Question.—How should we understand 1 Tim. 6:14-16 ? Is it the Father or the Son who is referred to as the "King of kings and Lord of lords, who only hath immortality, dwelling in the light which no man can approach unto," etc.?

Answer.—We understand that the Apostle here refers to our Lord Jesus. Our reasons for so concluding are as follows:—

(1) While immortality belongs exclusively to the divine nature, we are to remember that the Apostle Paul declares that the entire Church is called to "glory, honor and immortality," and the Apostle Peter says that God has given us exceeding great and precious promises, that by these "we might become partakers of the divine nature." This implies, therefore, that the Church of God is to possess this divine attribute of immortality or deathlessness. But only our Lord Jesus had yet been made partaker of this quality at the time of the Apostle's writing. The Church, his Body, would not be thus honored and glorified until their due time, in the First Resurrection, when they shall be like him, sharing his divine nature, glory, honor, and immortality, etc.

(2) That our Lord Jesus already possessed this divine nature, and therefore possessed immortality at the time of the Apostle's writing, is fully attested by the Scriptures, which assure us that "as the Father hath life in himself, so hath he given to the Son to have life in himself." This describes immortality, for no other condition of life is inherent life; all other conditions are derived or imparted life. The statement here that our Lord will give this same inherent life to his followers, is in agreement with the Apostle's assurance that all who have part in the First Resurrection are raised in incorruption, in immortality (1 Cor. 15:52,53); and remember that our Lord's resurrection was the beginning of this First Resurrection, and that it could have meant no less to him, the Head, than it is by and by to signify to the members of his body. We are to remember the same Apostle's declaration that our Lord Jesus' resurrection was as a "first-fruits;" that thus he became the "first-born among many brethren." We are to remember also, that the Apostle, in harmony with the above, expressed the desire that he might have a share in "his resurrection," "the resurrection," "the First Resurrection," in which all the overcomers are to share.—Phil. 3:10,11; 1 Cor. 15:20; Jas. 1:18.

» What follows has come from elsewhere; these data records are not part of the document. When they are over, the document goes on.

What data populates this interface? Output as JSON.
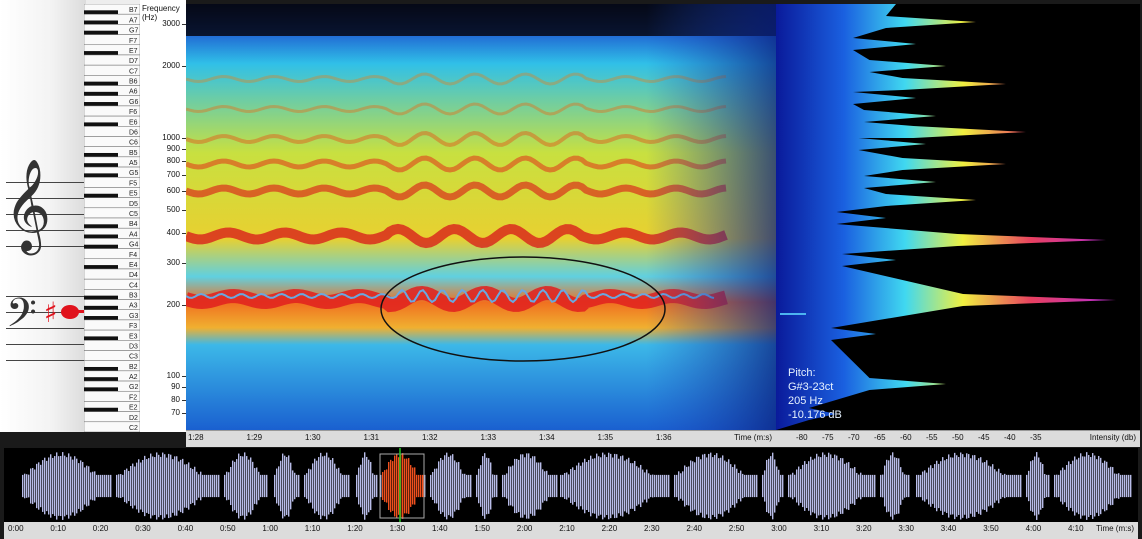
{
  "piano": {
    "note_labels": [
      "B7",
      "A7",
      "G7",
      "F7",
      "E7",
      "D7",
      "C7",
      "B6",
      "A6",
      "G6",
      "F6",
      "E6",
      "D6",
      "C6",
      "B5",
      "A5",
      "G5",
      "F5",
      "E5",
      "D5",
      "C5",
      "B4",
      "A4",
      "G4",
      "F4",
      "E4",
      "D4",
      "C4",
      "B3",
      "A3",
      "G3",
      "F3",
      "E3",
      "D3",
      "C3",
      "B2",
      "A2",
      "G2",
      "F2",
      "E2",
      "D2",
      "C2"
    ],
    "active_note_color": "#e0121c"
  },
  "freq_axis": {
    "title": "Frequency (Hz)",
    "ticks": [
      "3000",
      "2000",
      "1000",
      "900",
      "800",
      "700",
      "600",
      "500",
      "400",
      "300",
      "200",
      "100",
      "90",
      "80",
      "70"
    ]
  },
  "spectrogram": {
    "colormap": [
      "#0a2a9a",
      "#1e6ad8",
      "#3cc8f0",
      "#e8e020",
      "#f08020",
      "#e02030"
    ]
  },
  "intensity": {
    "pitch_title": "Pitch:",
    "pitch_note": "G#3-23ct",
    "pitch_hz": "205 Hz",
    "pitch_db": "-10.176 dB",
    "axis_ticks": [
      "-80",
      "-75",
      "-70",
      "-65",
      "-60",
      "-55",
      "-50",
      "-45",
      "-40",
      "-35"
    ],
    "axis_title": "Intensity (db)"
  },
  "time_axis_top": {
    "ticks": [
      "1:28",
      "1:29",
      "1:30",
      "1:31",
      "1:32",
      "1:33",
      "1:34",
      "1:35",
      "1:36"
    ],
    "title": "Time (m:s)"
  },
  "waveform": {
    "color": "#b8bce8",
    "selection_color": "#f0501e",
    "playhead_color": "#22c822"
  },
  "time_axis_bottom": {
    "ticks": [
      "0:00",
      "0:10",
      "0:20",
      "0:30",
      "0:40",
      "0:50",
      "1:00",
      "1:10",
      "1:20",
      "1:30",
      "1:40",
      "1:50",
      "2:00",
      "2:10",
      "2:20",
      "2:30",
      "2:40",
      "2:50",
      "3:00",
      "3:10",
      "3:20",
      "3:30",
      "3:40",
      "3:50",
      "4:00",
      "4:10"
    ],
    "title": "Time (m:s)"
  }
}
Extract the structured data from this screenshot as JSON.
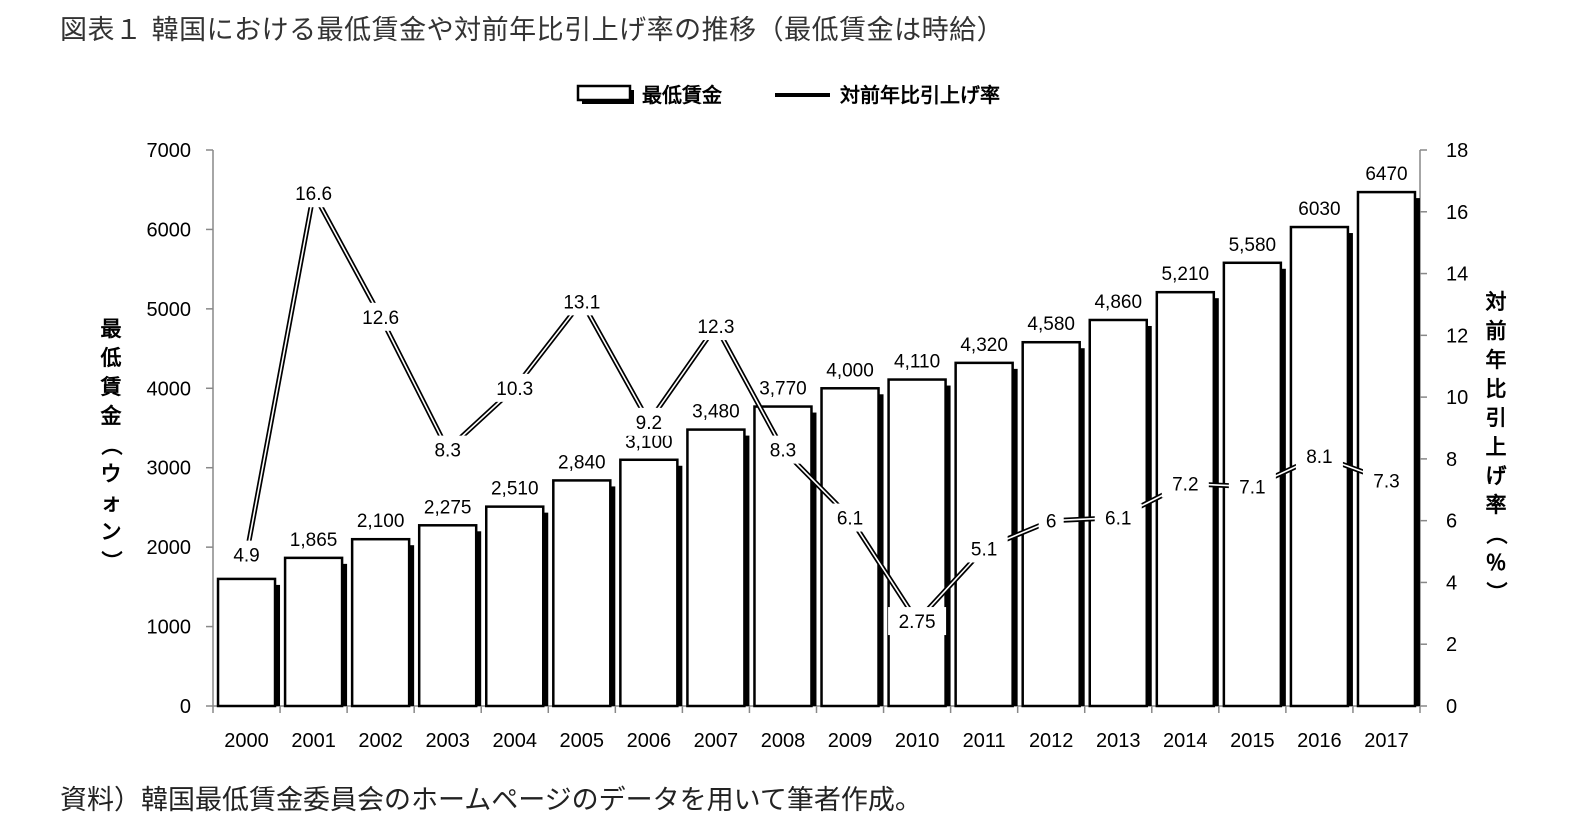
{
  "title": "図表１ 韓国における最低賃金や対前年比引上げ率の推移（最低賃金は時給）",
  "source": "資料）韓国最低賃金委員会のホームページのデータを用いて筆者作成。",
  "chart_data": {
    "type": "bar",
    "categories": [
      "2000",
      "2001",
      "2002",
      "2003",
      "2004",
      "2005",
      "2006",
      "2007",
      "2008",
      "2009",
      "2010",
      "2011",
      "2012",
      "2013",
      "2014",
      "2015",
      "2016",
      "2017"
    ],
    "series": [
      {
        "name": "最低賃金",
        "type": "bar",
        "axis": "left",
        "values": [
          1600,
          1865,
          2100,
          2275,
          2510,
          2840,
          3100,
          3480,
          3770,
          4000,
          4110,
          4320,
          4580,
          4860,
          5210,
          5580,
          6030,
          6470
        ],
        "labels": [
          "",
          "1,865",
          "2,100",
          "2,275",
          "2,510",
          "2,840",
          "3,100",
          "3,480",
          "3,770",
          "4,000",
          "4,110",
          "4,320",
          "4,580",
          "4,860",
          "5,210",
          "5,580",
          "6030",
          "6470"
        ]
      },
      {
        "name": "対前年比引上げ率",
        "type": "line",
        "axis": "right",
        "values": [
          4.9,
          16.6,
          12.6,
          8.3,
          10.3,
          13.1,
          9.2,
          12.3,
          8.3,
          6.1,
          2.75,
          5.1,
          6,
          6.1,
          7.2,
          7.1,
          8.1,
          7.3
        ],
        "labels": [
          "4.9",
          "16.6",
          "12.6",
          "8.3",
          "10.3",
          "13.1",
          "9.2",
          "12.3",
          "8.3",
          "6.1",
          "2.75",
          "5.1",
          "6",
          "6.1",
          "7.2",
          "7.1",
          "8.1",
          "7.3"
        ]
      }
    ],
    "y_left": {
      "label": "最低賃金（ウォン）",
      "min": 0,
      "max": 7000,
      "ticks": [
        0,
        1000,
        2000,
        3000,
        4000,
        5000,
        6000,
        7000
      ]
    },
    "y_right": {
      "label": "対前年比引上げ率（％）",
      "min": 0,
      "max": 18,
      "ticks": [
        0,
        2,
        4,
        6,
        8,
        10,
        12,
        14,
        16,
        18
      ]
    },
    "legend": {
      "placement": "top-center"
    },
    "grid": false
  }
}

(3) If, therefore, sharing in "his resurrection" is to bring his faithful members to immortality, our Lord's own resurrection can have been to no inferior condition. Hence, to apply the text in question to the Heavenly Father would not be consistent with the testimony of Scripture, that the Heavenly Son possessed immortality at the time as well as the Heavenly Father.

(4) That the passage in question relates to our Lord Jesus and designates him the only Potentate, King and Lord, does not imply any disregard or disrespect of the Heavenly Father and his attributes, kingship, etc., as the same writer (St. Paul) elsewhere points out. When speaking in similar strain about Christ's Kingdom and the subjugation of all things under him, he says, "It is manifest that he is excepted who did put all things under him." In other words, comparisons which show dignity and honor pertaining to Christ, Head or Body, are never understood to be comparisons with Jehovah, who is beyond all comparison.—See 1 Cor. 15:27,28.

(5) The correctness of this application is further attested by our Lord's own application to himself of the same titles.—See Rev. 17:14 and 19:16.

(6) The Apostle's entire discourse is along the line of showing the faithfulness of our Lord Jesus, his humility and high exaltation, and how servants and all of us should be likewise humble and lowly and faithful to the truth as servants of God, and in due time be exalted—manifested to the world—in glory, honor and immortality in the Kingdom.